Chegou a hora do descanso.
Quando regressar
a Ítaca, espero que Penélope não me desgoste
ao dizer-me que não
tenho direito à pensão
de velhice, depois de tanto trabalhar, depois de tanto
lutar, guerrear e encher os bolsos dos
outros. Isso
será uma grande injustiça.
Toda uma vida
de trabalho… chegar a velho e não ter direito a nada. Mudam-se os tempos?
Não! Quem
os muda, é para
aumentar a fome
que antes
existia, mas agora
não há mares
que se lhe
comparem. Sempre contra
a maré… de modos
que não
vi nada de novo,
de baixo, e à superfície
dos oceanos. Uma coisa
vi em terra,
uma coisa que
nunca pensei ver:
a maldade e a fome
aumentaram tanto, que
nem Zeus o pode quantificar.
Assim, que
Zeus me perdoe, e Apolo também… mas com tanta fome, como é que vou crer e amar o meu Deus?
Percebia-se que
Ulisses enfunava as velas, à espera de ventos de
boa feição para
fazer-se à vela, na fuga
constante do mar
para terra, da terra para o mar.
Há mar de sargaços,
em terra há muitos homens
de negócios. Ulisses sabe que o destino do homem é a desumanização.
- As civilizações
são maremotos.
Emergem e submergem… aparecem e desaparecem. É este
o destino trágico
do ser humano.
Quando nasce é inofensivo.
Mais tarde,
rodeado pelas forças do mal, instrui-se para destruir. Não faltam malfeitores, professores
das ciências diabólicas. Nunca confiem os sentimentos
a ninguém, porque
nos tempos
que correm serão
escarnecidos. O ser humano
só entende, só
responde com a linguagem
da violência. Proclama
o maldito extermínio
da espécie, mas
nem todos
perecerão. O sábio humanista
sobreviverá, depois edificará um mundo novo, livre de malditos. Deixai-os abominar,
reinar neste tempo,
porque no próximo
dilúvio jamais
reinarão.
Quando surgir no horizonte uma pomba
branca cheia
de luz resplandecente,
é o sinal para
os exércitos das trevas
avançarem. Virão com cruzes de sangue
nos seus
tecidos, e as suas
espadas serão
invisíveis. Um
grande terror
cairá sobre as nações,
que serão
desfeitas, e um
grande lago vermelho, da cor do
sangue colorirá a superfície da Terra. As crianças
correrão ao encontro das suas mães, e não as encontrarão.

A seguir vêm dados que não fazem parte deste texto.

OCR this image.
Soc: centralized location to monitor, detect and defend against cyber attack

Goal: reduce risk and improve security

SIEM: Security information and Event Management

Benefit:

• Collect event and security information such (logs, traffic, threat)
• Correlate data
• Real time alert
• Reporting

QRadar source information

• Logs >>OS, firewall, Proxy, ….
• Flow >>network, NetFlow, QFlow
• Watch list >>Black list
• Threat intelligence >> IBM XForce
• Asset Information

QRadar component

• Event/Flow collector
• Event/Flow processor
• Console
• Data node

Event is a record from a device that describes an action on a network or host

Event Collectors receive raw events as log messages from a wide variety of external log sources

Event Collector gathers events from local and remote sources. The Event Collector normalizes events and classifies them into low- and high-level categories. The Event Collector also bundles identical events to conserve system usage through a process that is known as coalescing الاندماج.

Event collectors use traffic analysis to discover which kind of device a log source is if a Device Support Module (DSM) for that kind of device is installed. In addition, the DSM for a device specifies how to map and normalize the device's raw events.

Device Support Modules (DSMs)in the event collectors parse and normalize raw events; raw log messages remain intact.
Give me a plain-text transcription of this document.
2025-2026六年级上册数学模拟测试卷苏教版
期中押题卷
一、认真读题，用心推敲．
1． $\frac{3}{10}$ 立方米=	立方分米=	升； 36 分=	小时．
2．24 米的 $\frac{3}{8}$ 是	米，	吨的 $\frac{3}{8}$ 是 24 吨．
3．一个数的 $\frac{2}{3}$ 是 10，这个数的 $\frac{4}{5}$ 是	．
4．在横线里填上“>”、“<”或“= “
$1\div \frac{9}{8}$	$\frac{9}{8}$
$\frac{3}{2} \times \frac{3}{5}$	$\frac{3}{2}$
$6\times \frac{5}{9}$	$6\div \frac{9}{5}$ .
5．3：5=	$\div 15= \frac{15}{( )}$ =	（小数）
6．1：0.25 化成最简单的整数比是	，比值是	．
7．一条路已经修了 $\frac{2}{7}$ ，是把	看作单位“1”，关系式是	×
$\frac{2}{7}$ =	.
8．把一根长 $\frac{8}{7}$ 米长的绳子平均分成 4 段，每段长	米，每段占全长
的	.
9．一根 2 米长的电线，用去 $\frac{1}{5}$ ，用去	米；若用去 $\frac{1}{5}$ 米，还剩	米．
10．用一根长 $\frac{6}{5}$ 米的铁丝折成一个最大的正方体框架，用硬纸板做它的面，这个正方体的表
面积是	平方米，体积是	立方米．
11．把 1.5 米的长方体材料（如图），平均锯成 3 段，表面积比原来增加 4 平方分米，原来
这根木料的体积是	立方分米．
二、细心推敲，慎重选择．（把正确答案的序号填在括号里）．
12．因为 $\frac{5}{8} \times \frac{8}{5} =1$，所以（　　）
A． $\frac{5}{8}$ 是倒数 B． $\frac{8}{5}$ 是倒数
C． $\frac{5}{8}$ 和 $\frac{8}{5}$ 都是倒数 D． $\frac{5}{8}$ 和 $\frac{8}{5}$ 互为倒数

As aves
ficarão tingidas de vermelho, ninguém
escapará do fogo divino.
Apetecia-me chamar-lhe, profeta
apocalíptico Ulisses, mas contive-me.
Receava que a fúria
de Aquiles o invadisse. Ulisses dá duas punhadas violentas na mesa. Ouvem-se o regresso
dos tiros e os ladrantes cães. Ele ri-se, e fala
para as ondas
do luar, que
de velas desfraldadas inundam a noite:
- Estalajadeiro, a cerveja
tremula. Ainda nos
falta muito
para chegarmos além
das profundezas da terra.
Mentor aplaudiu. Reavivou mais
cerveja que
se movimentou alegremente no semblante dos navegantes. Ulisses refresca-se:
- E nada
restará de humanismo, mas a purificação
dos eleitos sobreviverá. Eles, os
eleitos, serão para
sempre os Abençoados, e reinarão para todo o sempre. A vida
encurta-se, o amor alonga-se. Não existe, nunca
existirá nenhuma espada poderosa que
acabe com ele.
Os que acreditam conhecerão os segredos do Universo,
e neste lugar as moedas
de oiro não têm valor.
Não é concebível
viver num mundo onde
o dinheiro prevalece sobre
tudo.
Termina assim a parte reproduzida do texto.